I grew up in the Southern Flinders Ranges in South Australia, in a town of about 250 people. After university in Adelaide, I wanted to return to a slower pace of life and find a community to be involved in. With a population of approximately 17,000 people, I considered Broken Hill plenty big enough.

There definitely have been some shock factors to living here, including the constant dust storms and dehydrated scenery. But the wonderful community, my incredible co-workers and the great work-life-culture balance has surprised me. I feel like I could be here for quite some time yet.
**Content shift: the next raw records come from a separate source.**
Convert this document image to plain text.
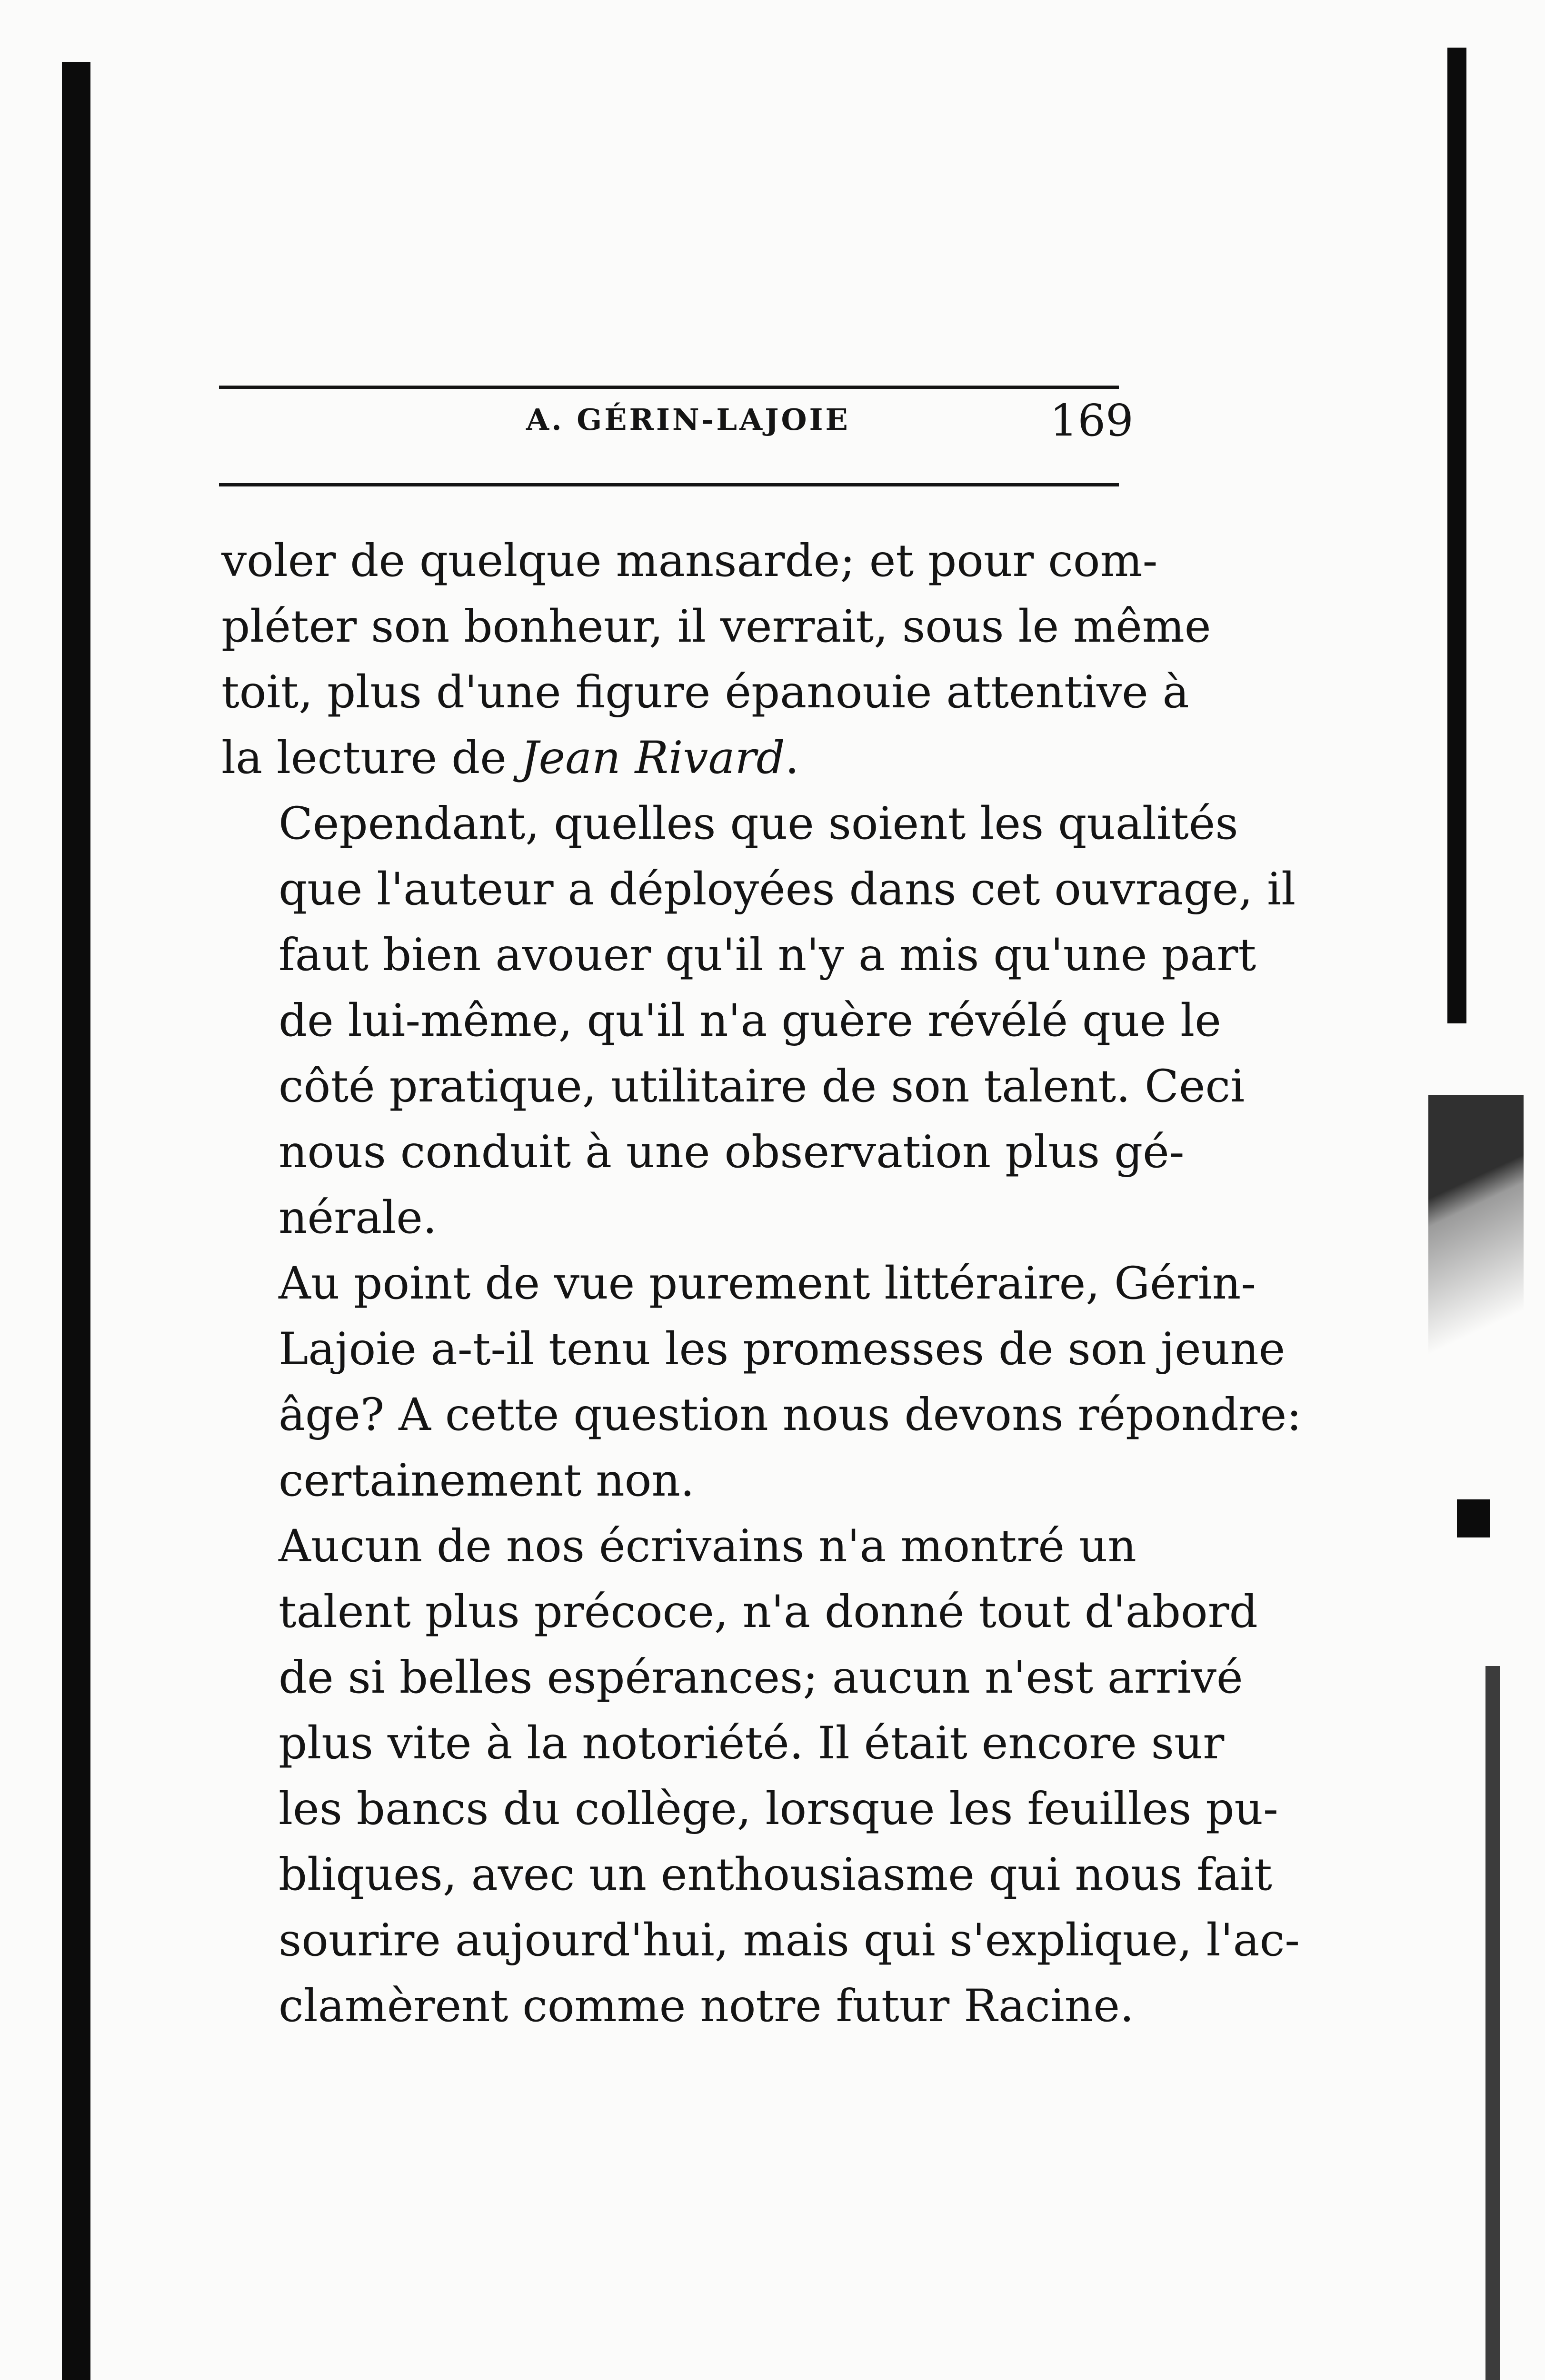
A. GÉRIN-LAJOIE	169

voler de quelque mansarde; et pour com-
pléter son bonheur, il verrait, sous le même
toit, plus d'une figure épanouie attentive à
la lecture de Jean Rivard.

Cependant, quelles que soient les qualités
que l'auteur a déployées dans cet ouvrage, il
faut bien avouer qu'il n'y a mis qu'une part
de lui-même, qu'il n'a guère révélé que le
côté pratique, utilitaire de son talent. Ceci
nous conduit à une observation plus gé-
nérale.

Au point de vue purement littéraire, Gérin-
Lajoie a-t-il tenu les promesses de son jeune
âge? A cette question nous devons répondre:
certainement non.

Aucun de nos écrivains n'a montré un
talent plus précoce, n'a donné tout d'abord
de si belles espérances; aucun n'est arrivé
plus vite à la notoriété. Il était encore sur
les bancs du collège, lorsque les feuilles pu-
bliques, avec un enthousiasme qui nous fait
sourire aujourd'hui, mais qui s'explique, l'ac-
clamèrent comme notre futur Racine.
‘Seriously consider doing some rural work, whether it’s a locum gig or a longer-term position.’

Blake McCallum

Tell us about your intern year?

I found the PSA intern training very flexible which was great for working during these times of the pandemic (outback internet issues notwithstanding!); allowing me to work at my own pace and not feel too much stress as most sessions were online.

My internship was a joint role between community pharmacy group Outback Pharmacies, Broken Hill Base Hospital and Maari Ma Aboriginal Health Corporation.

The sheer variety of working between community pharmacy, the hospital and with the Indigenous Health Service in Wilcannia [about 200 km from Broken Hill] was phenomenal for my worldview, experience and building confidence as a pharmacist. One of my bosses also organised additional education sessions via Zoom with other rural interns in Mt Isa in Queensland and Karratha in Western Australia.

How did you feel winning the NSW Intern Pharmacist of the Year award?

It’s overwhelming to think that ‘little old me’ in Broken Hill was picked out of so many other interns. I tend to live by my family’s motto of ‘getando’ and try my hardest to help people the best I can.

You now work across five pharmacies in Broken Hill. What excites you most about the role?

I get to see a lot of variety, as all the pharmacies run on different models to cater for the community. Depending on the day, I do everything from organising medicines for Royal Flying Doctor Service clinics out of town to supporting local aged care facilities and giving COVID-19 vaccinations.

Is there anything you wish you had known before becoming a pharmacist?

Probably that I’d forget what a chair feels like, or the pure exhaustion of being asked hundreds of questions a day. But the satisfaction of those heart-melting positive interactions and helping people fully make up for it.

What advice would you give to other early career pharmacists?

It might be cliché for me to say, but seriously consider doing some rural work, whether it’s a locum gig or a longer-term position. You’ll get to experience the trust that rural communities have in their local pharmacist. Plus, the experience you’ll get from working in a smaller town, where you’ll likely know most of the other health professionals, will make all the difference to your career. And don’t forget to look after yourself. With the ongoing pandemic and recent flooding on the east coast, it’s more important than ever to remember that, while as pharmacists we’re there to help other people, we also need to take care of ourselves.